Only about 20% of New Year resolutions make it past January. Come March, that number plummets to near zero.
So how do you make key changes in your life, without succumbing to self-sabotage or – worse yet – without simply losing interest? For starters, consider committing to your resolutions a few days or weeks before January 1st; that way you avoid the gimmick and can actually focus on the work.
Beyond that, check out these little-known strategies to boost your resolution success:
Take the long-view: plan three years in advance.
Try to imagine what you want your life to look like in 2021. Will you be at the same company? Will your role have drastically changed? How many children will you have, if any? How will that impact your work and available time?
Orienting your resolutions around a larger image – a picture of your life in the future – will help you better understand the actions you need to take to meet your goals. What do you need to do today to make that life a reality?

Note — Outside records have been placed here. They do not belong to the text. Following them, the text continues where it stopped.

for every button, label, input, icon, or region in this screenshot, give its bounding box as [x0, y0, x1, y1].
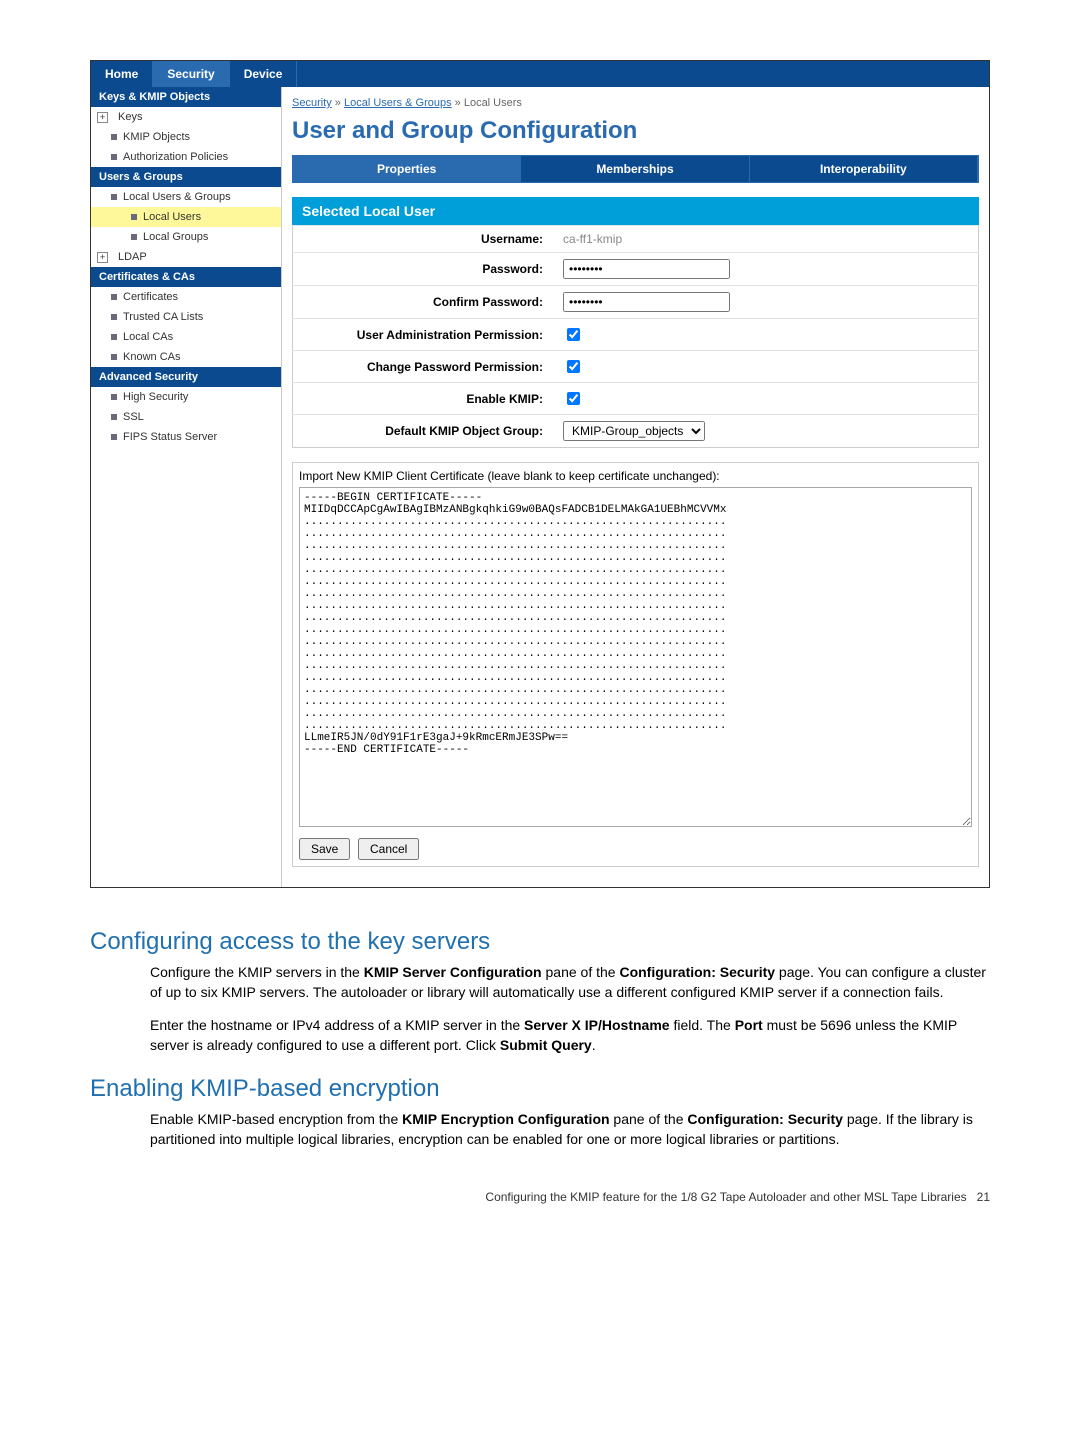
bullet-icon: [111, 334, 117, 340]
input-confirm-password[interactable]: [563, 292, 730, 312]
sidebar-item-local-ug[interactable]: Local Users & Groups: [91, 187, 281, 207]
sidebar-hdr-keys: Keys & KMIP Objects: [91, 87, 281, 107]
paragraph: Enter the hostname or IPv4 address of a …: [150, 1015, 990, 1056]
checkbox-change-pw-perm[interactable]: [567, 360, 580, 373]
sidebar-item-fips[interactable]: FIPS Status Server: [91, 427, 281, 447]
bullet-icon: [111, 134, 117, 140]
panel-title: Selected Local User: [292, 197, 979, 225]
cert-panel: Import New KMIP Client Certificate (leav…: [292, 462, 979, 867]
tab-security[interactable]: Security: [153, 61, 229, 87]
label-password: Password:: [293, 253, 554, 286]
bullet-icon: [111, 194, 117, 200]
page-title: User and Group Configuration: [292, 117, 979, 145]
sidebar-item-local-groups[interactable]: Local Groups: [91, 227, 281, 247]
label-change-pw-perm: Change Password Permission:: [293, 351, 554, 383]
page-number: 21: [977, 1190, 990, 1204]
label-confirm-password: Confirm Password:: [293, 286, 554, 319]
label-default-kmip-group: Default KMIP Object Group:: [293, 415, 554, 448]
sidebar-hdr-certs: Certificates & CAs: [91, 267, 281, 287]
sidebar-item-known-cas[interactable]: Known CAs: [91, 347, 281, 367]
label-enable-kmip: Enable KMIP:: [293, 383, 554, 415]
sidebar-item-trusted-ca[interactable]: Trusted CA Lists: [91, 307, 281, 327]
checkbox-enable-kmip[interactable]: [567, 392, 580, 405]
top-tab-bar: Home Security Device: [91, 61, 989, 87]
bullet-icon: [131, 234, 137, 240]
cancel-button[interactable]: Cancel: [358, 838, 419, 860]
cert-textarea[interactable]: [299, 487, 972, 827]
sidebar-item-kmip-objects[interactable]: KMIP Objects: [91, 127, 281, 147]
subtab-interoperability[interactable]: Interoperability: [750, 156, 978, 182]
input-password[interactable]: [563, 259, 730, 279]
tab-device[interactable]: Device: [230, 61, 298, 87]
subtab-bar: Properties Memberships Interoperability: [292, 155, 979, 183]
sidebar-item-ssl[interactable]: SSL: [91, 407, 281, 427]
sidebar-item-local-cas[interactable]: Local CAs: [91, 327, 281, 347]
bullet-icon: [131, 214, 137, 220]
paragraph: Configure the KMIP servers in the KMIP S…: [150, 962, 990, 1003]
bullet-icon: [111, 394, 117, 400]
paragraph: Enable KMIP-based encryption from the KM…: [150, 1109, 990, 1150]
bullet-icon: [111, 154, 117, 160]
breadcrumb-security[interactable]: Security: [292, 97, 332, 109]
cert-caption: Import New KMIP Client Certificate (leav…: [299, 469, 972, 483]
sidebar-item-keys[interactable]: Keys: [91, 107, 281, 127]
bullet-icon: [111, 314, 117, 320]
breadcrumb: Security » Local Users & Groups » Local …: [292, 93, 979, 117]
checkbox-user-admin-perm[interactable]: [567, 328, 580, 341]
heading-enabling-kmip: Enabling KMIP-based encryption: [90, 1075, 990, 1103]
sidebar-hdr-adv: Advanced Security: [91, 367, 281, 387]
tab-home[interactable]: Home: [91, 61, 153, 87]
page-footer: Configuring the KMIP feature for the 1/8…: [90, 1190, 990, 1204]
breadcrumb-current: Local Users: [464, 97, 522, 109]
bullet-icon: [111, 294, 117, 300]
sidebar-item-certs[interactable]: Certificates: [91, 287, 281, 307]
bullet-icon: [111, 354, 117, 360]
label-user-admin-perm: User Administration Permission:: [293, 319, 554, 351]
sidebar-hdr-users: Users & Groups: [91, 167, 281, 187]
label-username: Username:: [293, 226, 554, 253]
user-form: Username: ca-ff1-kmip Password: Confirm …: [292, 225, 979, 448]
subtab-memberships[interactable]: Memberships: [521, 156, 749, 182]
save-button[interactable]: Save: [299, 838, 350, 860]
subtab-properties[interactable]: Properties: [293, 156, 521, 182]
app-screenshot: Home Security Device Keys & KMIP Objects…: [90, 60, 990, 888]
bullet-icon: [111, 434, 117, 440]
sidebar-item-auth-policies[interactable]: Authorization Policies: [91, 147, 281, 167]
sidebar-item-local-users[interactable]: Local Users: [91, 207, 281, 227]
select-default-kmip-group[interactable]: KMIP-Group_objects: [563, 421, 705, 441]
main-pane: Security » Local Users & Groups » Local …: [282, 87, 989, 887]
document-body: Configuring access to the key servers Co…: [90, 928, 990, 1150]
bullet-icon: [111, 414, 117, 420]
sidebar-item-ldap[interactable]: LDAP: [91, 247, 281, 267]
value-username: ca-ff1-kmip: [563, 232, 622, 246]
sidebar: Keys & KMIP Objects Keys KMIP Objects Au…: [91, 87, 282, 887]
breadcrumb-local-ug[interactable]: Local Users & Groups: [344, 97, 452, 109]
sidebar-item-high-sec[interactable]: High Security: [91, 387, 281, 407]
heading-configuring-access: Configuring access to the key servers: [90, 928, 990, 956]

Focus on behaviors > results.
Instead of vowing to make Partner by next year, identify the actions and behaviors of other partners, and track the steps they took to build their careers. Better yet, find yourself a mentor who can walk you through those steps and guide your choices. They’ve done it before; they know what’s required.
Holding yourself to specific behaviors – instead of goals – is more manageable, rewarding, and will ultimately lead to better success. It’s hard to become partner; but it’s easier to hit a certain performance goal, or book monthly meetings with a manager to assess your progress.
Schedule the work in your calendar.
If it’s not in your schedule, you probably won’t do it. Don’t reserve your calendar for meetings and appointments; carefully schedule your ‘in-between’ time to better integrate new habits. Want to spend X amount each week on month-end reports? Add it to your schedule. Need to hit certain numbers to be considered for a promotion? Allocate time each day, week, or month for working on that specific task.
It may seem tiresome, but block scheduling is actually much easier on your brain. Next time you look at your calendar, you won’t have a sinking feeling of ‘what do I do now.’ It’ll all be laid out for you – no thinking necessary.
Be optimistic & realistic.
Positive affirmations may be overblown, but adopting an optimistic mindset can truly help you accomplish your goals. Studies show that optimistic people are luckier, make more money, and take more risks that actually pan out.
On the flipside, it’s important to realize your limitations and make goals that can be accomplished. No amount of optimism will get you from entry-level newbie to director-level in a single year. But the power of positivity can help you achieve objectives you didn’t think possible; so long as they are within the realm of possibility. So focus on the bright side!